Readers familiar with this space will remember a column called Doing Life’s Laundry. It covered the phenomenon of organizing and de-cluttering that’s become a cottage industry of television shows, books and magazine articles, professional organizers, and suppliers of organizational structures, containers and systems. Perhaps it’s the new pop psychology. Trying to understand why so many of us buy, collect, and hoard so darn much stuff. Why it’s so hard to tackle the mess and confront the monster called clutter. Why we spend money on things we don’t need. Why we lack the organizational systems to actually find the things we need when we need them. Why it’s easier to procrastinate than to sift through a lifetime’s worth of memories, treasures, and buying mistakes.
There’s nothing quite like a sewer backup to make the project job one. There’s no picking the timing of this most disgusting development. It happens when it happens. The insurance company has provided an adjuster and a contractor who will be doing the ripping up of flooring and assessment of drywall/paneling damage. So far they’ve supplied a 40 x 8 foot container to house our stuff during the cleanup and reconstruction. They also brought in dehumidifiers to help with the drying out process and to reduce the likelihood of mildew. The fact they sound like small airplanes and run day and night is just a bonus!

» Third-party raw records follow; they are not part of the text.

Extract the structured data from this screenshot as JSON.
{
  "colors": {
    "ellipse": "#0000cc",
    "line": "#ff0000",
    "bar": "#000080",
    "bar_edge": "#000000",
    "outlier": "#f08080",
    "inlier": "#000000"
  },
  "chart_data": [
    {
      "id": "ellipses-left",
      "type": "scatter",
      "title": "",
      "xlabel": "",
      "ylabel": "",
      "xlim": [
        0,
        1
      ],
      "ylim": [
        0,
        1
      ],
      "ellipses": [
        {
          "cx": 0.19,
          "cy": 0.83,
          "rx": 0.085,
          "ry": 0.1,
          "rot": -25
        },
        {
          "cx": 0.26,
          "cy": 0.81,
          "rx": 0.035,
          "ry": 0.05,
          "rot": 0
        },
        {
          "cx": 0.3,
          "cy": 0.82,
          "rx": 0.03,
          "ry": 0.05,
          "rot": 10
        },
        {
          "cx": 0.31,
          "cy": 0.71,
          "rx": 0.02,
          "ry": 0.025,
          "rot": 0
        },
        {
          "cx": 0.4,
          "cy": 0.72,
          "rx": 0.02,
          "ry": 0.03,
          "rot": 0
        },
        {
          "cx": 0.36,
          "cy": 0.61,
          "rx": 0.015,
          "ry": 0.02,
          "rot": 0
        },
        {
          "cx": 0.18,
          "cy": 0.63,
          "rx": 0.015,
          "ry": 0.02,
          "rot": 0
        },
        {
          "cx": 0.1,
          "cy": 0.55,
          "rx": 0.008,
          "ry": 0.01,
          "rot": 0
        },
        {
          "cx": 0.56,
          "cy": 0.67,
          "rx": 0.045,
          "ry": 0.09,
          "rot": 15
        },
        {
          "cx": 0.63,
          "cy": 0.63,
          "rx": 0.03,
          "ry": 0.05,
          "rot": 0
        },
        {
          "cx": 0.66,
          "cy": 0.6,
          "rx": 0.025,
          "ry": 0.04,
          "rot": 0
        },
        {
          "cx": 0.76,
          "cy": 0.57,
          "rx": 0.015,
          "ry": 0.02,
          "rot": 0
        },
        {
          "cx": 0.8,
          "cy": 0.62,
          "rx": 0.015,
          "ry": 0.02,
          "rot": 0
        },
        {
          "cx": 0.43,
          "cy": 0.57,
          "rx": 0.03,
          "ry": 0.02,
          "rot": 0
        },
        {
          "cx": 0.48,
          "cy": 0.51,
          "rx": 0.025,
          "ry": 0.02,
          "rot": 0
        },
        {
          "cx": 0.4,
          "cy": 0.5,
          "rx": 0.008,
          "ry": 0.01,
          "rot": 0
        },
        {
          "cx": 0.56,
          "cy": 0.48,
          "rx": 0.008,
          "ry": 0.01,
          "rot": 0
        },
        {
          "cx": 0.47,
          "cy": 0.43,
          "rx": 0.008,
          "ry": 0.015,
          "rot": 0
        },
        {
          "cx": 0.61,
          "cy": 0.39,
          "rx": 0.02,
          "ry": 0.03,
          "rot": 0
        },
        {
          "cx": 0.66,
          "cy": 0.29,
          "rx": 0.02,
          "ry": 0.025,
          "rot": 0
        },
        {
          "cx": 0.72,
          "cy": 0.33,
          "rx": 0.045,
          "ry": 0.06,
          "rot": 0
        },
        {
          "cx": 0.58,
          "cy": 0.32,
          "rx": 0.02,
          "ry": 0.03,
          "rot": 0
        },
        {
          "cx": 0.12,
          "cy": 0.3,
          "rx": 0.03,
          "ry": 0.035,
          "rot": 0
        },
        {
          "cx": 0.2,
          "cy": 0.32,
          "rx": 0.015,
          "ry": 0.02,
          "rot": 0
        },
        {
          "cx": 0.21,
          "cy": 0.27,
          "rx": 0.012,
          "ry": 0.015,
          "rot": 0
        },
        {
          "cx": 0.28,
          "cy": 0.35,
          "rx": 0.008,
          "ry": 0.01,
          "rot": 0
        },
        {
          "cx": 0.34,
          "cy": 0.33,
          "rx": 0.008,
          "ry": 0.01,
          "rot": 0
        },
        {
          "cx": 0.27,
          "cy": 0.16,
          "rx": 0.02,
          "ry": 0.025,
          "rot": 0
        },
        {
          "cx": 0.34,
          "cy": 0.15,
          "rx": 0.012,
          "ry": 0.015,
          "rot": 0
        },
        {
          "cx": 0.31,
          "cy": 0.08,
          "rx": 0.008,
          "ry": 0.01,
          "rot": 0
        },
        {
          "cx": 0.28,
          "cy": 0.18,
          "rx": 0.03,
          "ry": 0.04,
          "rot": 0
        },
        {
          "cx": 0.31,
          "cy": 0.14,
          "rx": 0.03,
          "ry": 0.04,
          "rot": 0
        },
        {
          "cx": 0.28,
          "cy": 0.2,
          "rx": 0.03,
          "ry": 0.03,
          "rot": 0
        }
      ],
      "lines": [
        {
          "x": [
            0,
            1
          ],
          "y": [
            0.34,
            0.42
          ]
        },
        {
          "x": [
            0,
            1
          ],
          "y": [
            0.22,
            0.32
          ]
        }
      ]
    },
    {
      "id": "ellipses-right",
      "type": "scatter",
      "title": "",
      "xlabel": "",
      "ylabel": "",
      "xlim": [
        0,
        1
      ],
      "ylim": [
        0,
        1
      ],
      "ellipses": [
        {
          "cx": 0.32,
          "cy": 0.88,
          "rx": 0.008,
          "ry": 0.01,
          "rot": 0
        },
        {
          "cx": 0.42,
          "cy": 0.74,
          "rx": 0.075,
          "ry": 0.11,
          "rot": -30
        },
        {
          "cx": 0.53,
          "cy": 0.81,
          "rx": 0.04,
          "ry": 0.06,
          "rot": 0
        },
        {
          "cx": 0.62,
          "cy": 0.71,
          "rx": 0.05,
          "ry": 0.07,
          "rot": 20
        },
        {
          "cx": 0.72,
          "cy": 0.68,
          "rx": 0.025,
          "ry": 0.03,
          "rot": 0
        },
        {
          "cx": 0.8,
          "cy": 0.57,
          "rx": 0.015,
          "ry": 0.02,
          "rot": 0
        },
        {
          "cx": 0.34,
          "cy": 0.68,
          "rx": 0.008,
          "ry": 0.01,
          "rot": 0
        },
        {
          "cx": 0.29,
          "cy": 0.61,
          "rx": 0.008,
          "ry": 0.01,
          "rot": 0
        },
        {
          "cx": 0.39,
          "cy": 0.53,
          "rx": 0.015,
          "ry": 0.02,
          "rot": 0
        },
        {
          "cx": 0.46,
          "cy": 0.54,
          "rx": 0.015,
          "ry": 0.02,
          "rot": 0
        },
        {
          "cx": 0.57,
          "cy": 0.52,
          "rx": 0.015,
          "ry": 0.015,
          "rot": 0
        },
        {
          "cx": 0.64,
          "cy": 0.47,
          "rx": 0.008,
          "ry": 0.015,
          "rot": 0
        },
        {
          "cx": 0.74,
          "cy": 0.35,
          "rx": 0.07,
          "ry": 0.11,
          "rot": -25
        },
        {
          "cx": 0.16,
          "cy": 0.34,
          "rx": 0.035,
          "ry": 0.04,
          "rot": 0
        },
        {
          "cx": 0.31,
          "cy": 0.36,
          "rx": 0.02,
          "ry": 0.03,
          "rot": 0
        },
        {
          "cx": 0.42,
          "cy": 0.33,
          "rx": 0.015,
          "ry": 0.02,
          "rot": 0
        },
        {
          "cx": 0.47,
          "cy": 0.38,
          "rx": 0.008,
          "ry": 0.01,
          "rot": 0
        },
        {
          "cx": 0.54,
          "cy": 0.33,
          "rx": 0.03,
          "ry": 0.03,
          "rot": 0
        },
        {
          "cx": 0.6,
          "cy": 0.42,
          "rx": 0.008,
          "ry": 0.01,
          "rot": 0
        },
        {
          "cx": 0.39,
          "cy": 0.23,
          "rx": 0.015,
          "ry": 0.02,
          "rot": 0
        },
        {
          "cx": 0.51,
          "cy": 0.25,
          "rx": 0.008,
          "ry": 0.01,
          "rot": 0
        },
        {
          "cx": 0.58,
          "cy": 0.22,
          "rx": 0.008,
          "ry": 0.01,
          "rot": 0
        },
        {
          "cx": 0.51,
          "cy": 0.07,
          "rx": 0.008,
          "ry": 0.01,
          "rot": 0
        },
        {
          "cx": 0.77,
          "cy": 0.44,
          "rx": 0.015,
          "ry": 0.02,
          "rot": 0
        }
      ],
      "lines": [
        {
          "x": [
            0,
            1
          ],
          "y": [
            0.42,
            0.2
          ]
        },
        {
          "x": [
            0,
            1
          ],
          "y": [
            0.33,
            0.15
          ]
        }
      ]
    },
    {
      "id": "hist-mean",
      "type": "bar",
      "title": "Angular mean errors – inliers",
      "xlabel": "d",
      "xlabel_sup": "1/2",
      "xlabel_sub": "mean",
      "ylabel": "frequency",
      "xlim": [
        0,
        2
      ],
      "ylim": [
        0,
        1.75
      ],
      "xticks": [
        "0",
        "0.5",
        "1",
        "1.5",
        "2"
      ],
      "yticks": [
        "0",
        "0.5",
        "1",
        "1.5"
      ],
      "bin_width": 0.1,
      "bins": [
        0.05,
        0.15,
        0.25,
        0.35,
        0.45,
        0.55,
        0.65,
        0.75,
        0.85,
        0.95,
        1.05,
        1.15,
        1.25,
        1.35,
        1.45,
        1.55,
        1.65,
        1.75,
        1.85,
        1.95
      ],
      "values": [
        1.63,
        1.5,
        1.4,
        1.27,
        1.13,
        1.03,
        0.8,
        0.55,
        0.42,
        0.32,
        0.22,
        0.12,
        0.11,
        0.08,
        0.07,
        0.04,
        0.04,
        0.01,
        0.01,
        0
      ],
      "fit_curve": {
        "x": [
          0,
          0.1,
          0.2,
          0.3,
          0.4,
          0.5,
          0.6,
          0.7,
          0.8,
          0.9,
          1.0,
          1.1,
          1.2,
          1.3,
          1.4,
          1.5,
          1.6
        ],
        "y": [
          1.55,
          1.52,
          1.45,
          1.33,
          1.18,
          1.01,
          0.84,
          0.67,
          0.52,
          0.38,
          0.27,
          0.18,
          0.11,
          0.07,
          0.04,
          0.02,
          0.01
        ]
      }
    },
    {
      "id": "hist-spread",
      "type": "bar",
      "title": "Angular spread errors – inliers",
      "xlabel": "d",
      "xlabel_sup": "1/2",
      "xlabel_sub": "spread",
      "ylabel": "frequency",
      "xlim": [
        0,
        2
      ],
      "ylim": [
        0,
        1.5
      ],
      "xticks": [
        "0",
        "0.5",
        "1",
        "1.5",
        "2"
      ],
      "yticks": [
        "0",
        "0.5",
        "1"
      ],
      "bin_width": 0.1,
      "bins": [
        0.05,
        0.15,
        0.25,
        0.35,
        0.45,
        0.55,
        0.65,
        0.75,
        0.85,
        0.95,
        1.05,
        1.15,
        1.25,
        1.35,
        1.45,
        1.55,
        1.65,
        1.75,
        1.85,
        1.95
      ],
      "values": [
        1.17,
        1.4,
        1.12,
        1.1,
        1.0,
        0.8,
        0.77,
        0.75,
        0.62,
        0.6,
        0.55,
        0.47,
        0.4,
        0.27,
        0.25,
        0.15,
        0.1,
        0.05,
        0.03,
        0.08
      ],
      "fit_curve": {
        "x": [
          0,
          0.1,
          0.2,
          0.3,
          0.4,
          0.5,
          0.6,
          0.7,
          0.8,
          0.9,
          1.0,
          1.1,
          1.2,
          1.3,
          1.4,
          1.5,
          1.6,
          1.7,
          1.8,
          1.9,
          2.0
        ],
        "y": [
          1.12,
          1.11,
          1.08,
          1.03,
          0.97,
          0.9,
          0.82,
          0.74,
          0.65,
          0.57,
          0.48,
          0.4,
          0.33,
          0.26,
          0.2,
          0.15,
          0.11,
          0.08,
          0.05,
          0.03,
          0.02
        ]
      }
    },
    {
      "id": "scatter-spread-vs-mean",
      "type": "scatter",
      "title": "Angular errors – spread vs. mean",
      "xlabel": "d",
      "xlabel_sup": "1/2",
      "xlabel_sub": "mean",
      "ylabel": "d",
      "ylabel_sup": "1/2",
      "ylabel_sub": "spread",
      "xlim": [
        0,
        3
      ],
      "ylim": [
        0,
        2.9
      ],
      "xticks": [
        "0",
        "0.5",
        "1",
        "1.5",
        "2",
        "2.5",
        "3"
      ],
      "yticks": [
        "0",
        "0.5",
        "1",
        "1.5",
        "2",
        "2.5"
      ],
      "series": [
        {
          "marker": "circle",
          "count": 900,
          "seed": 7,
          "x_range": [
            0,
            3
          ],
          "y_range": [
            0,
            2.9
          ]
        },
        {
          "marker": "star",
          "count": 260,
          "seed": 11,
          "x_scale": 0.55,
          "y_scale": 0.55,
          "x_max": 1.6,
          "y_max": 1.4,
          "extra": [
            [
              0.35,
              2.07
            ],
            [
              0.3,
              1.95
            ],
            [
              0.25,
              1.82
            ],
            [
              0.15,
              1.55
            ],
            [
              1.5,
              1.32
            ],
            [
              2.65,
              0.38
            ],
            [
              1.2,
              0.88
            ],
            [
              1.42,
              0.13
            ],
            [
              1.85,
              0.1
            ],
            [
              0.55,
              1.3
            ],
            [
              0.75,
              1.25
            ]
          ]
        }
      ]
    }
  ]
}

The only good thing about the timing of this fiasco is that it coincides with Hilary’s move to her very first apartment just off trendy Whyte Avenue. The vintage chrome kitchen suite I found in a Hairy Hill antique shop 4 years ago will now finally be gone. The housewares we’ve collected and grad gifts she received will now be unpacked in Hilary’s new pad.
She/we have been forced to purge. She’s parting with purses(!!!), shoes, and clothing that no longer serve her needs. I’m parting with paper.
So between drop-offs at charity shops and an upcoming garage sale we’ll be able to give the better items second life. The damaged and oh-so-bad have ended up at the landfill. What remains will be what we choose to keep–those things that make the cut based on our tastes and needs at this point in our life.
This cleanup, which is not yet complete, has been a pain in the butt. But it’s also been priceless. How else would I have stumbled across a little notebook that Greg kept in which he lists: My Family, kind of bike (BMX 500 Constrictor), my savings ($203 for Disneyland and $10 for hockey school in Bonn(i)ville, my teacher (Sarwin Sihota), an inventory of John Deere things (including among others combines, front end loader and weedeater), tapes I have, a breakdown of the 1987-88 Andrew PeeWee Aces hockey team, my favorite 20 wrestlers, favorite rock bands, good NHL forwards (Gretzky didn’t make the top 7), good defencemen, good goalies and more.
Only during Operation Cleanup do you find treasures like this. It’s worth it from where I sit.